If students are to be successful 21-century citizens, they cannot spend their entire school lives being spoon-fed by their teachers. In order to foster the effective self-regulatory, meta-cognitive and collaborative skills I believe (and research states) students will need in order to succeed in the society they will graduate into, considerable time needs to be spent at the beginning of each school year establishing and reinforcing routines in ways that help students to co-develop a safe and inclusive learning space.
Now that I am working in a full rotary situation (I see 6 classes, often for only 40 minutes at a time, and not always on consecutive days!), my 3-5 days is turning into more of a 2-3-week scenario.
Some might argue that this is too long to spend on "life skills" before launching into the math program proper.
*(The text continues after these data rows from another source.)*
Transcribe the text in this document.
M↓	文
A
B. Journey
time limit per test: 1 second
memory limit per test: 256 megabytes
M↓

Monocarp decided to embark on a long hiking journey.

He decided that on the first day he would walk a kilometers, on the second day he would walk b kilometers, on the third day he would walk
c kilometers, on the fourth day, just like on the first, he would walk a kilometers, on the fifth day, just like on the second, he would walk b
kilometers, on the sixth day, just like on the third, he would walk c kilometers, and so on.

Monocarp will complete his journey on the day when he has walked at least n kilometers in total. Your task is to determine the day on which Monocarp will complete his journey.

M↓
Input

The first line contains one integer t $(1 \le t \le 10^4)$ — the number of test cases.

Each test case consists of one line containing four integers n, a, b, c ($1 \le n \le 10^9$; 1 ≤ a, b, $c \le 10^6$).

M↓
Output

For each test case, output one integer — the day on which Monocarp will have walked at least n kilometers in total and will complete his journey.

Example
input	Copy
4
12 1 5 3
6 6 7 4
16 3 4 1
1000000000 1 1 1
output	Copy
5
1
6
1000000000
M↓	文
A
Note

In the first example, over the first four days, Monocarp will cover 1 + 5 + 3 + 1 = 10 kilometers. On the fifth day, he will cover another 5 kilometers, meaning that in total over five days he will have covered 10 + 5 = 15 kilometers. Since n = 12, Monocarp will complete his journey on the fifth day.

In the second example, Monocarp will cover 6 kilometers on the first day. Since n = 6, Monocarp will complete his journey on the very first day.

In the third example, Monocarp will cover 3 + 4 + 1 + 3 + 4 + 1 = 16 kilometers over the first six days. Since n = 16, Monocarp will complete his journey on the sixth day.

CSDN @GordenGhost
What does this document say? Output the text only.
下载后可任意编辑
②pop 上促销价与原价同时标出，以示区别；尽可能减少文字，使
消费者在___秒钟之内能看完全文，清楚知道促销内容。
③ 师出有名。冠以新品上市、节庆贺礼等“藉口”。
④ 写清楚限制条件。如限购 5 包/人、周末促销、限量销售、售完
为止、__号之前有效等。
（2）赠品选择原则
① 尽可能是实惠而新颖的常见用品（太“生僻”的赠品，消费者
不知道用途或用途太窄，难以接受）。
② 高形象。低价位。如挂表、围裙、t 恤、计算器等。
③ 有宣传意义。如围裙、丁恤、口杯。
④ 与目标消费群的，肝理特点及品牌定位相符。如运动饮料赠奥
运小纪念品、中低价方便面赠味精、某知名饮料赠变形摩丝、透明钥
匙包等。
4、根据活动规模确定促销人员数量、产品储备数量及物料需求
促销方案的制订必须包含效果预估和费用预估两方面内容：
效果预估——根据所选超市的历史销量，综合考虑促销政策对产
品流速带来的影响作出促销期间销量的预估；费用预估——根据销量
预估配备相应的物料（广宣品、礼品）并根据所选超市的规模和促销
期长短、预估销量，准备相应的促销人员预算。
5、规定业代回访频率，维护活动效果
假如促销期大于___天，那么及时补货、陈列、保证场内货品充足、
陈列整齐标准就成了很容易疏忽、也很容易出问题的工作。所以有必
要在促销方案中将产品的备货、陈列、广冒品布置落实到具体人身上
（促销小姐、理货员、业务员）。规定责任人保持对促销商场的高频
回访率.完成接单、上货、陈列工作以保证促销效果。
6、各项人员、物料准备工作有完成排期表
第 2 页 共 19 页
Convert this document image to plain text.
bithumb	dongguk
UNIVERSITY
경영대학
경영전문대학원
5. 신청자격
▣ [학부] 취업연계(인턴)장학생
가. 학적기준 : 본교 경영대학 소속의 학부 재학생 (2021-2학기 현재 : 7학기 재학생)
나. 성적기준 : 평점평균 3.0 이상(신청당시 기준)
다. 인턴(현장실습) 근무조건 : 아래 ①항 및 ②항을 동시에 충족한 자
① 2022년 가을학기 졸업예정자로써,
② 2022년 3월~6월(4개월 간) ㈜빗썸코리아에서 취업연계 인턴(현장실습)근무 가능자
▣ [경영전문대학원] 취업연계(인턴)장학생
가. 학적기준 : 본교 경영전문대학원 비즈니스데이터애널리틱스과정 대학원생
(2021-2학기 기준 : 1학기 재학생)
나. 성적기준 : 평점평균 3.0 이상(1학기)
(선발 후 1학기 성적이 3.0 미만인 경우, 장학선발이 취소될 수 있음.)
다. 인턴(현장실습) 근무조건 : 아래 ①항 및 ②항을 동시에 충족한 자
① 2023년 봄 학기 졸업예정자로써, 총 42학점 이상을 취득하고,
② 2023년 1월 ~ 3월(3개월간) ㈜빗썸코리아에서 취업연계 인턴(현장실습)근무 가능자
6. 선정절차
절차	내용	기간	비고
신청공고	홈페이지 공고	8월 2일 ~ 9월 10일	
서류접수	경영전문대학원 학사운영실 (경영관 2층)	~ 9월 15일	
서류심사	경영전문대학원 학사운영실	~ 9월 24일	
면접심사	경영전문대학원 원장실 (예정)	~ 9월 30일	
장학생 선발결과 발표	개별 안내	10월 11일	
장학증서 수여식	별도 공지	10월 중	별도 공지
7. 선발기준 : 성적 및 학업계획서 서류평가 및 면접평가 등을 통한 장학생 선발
Sometimes I worry about those dissenting voices, but after observing some of the (no-so-self-regulated) behaviours in several of my classes this week, and reading the "learning letters" the students in some of my classes wrote me, I am more convinced than ever that easing into the math curriculum in order to allow time to establish important routines and collective growth mindset is critical to building a safe and inclusive learning environment where all can grow and share mathematically.
This week, I had students write me a letter telling me about how they had felt about math in previous years, and how they felt now.
(Click to enlarge)
These comments confirm the reality of Math anxiety in the middle school classroom, which inhibits students' abilities to see themselves as thinkers and as mathematical learners-in-progress. The letters also underscore the importance of the student-teacher relationship. This classroom chemistry goes a long way to making anxious mathematicians into confident problem solvers.
We've already started using our math eyes to find and discuss various real world "problems"... 40 minute periods don't really allow us to solve them in any great detail and still leave time for building classroom capacity. But based on the research and my own observations this past week, investing in the latter will help the success of the former once we really "start the math"!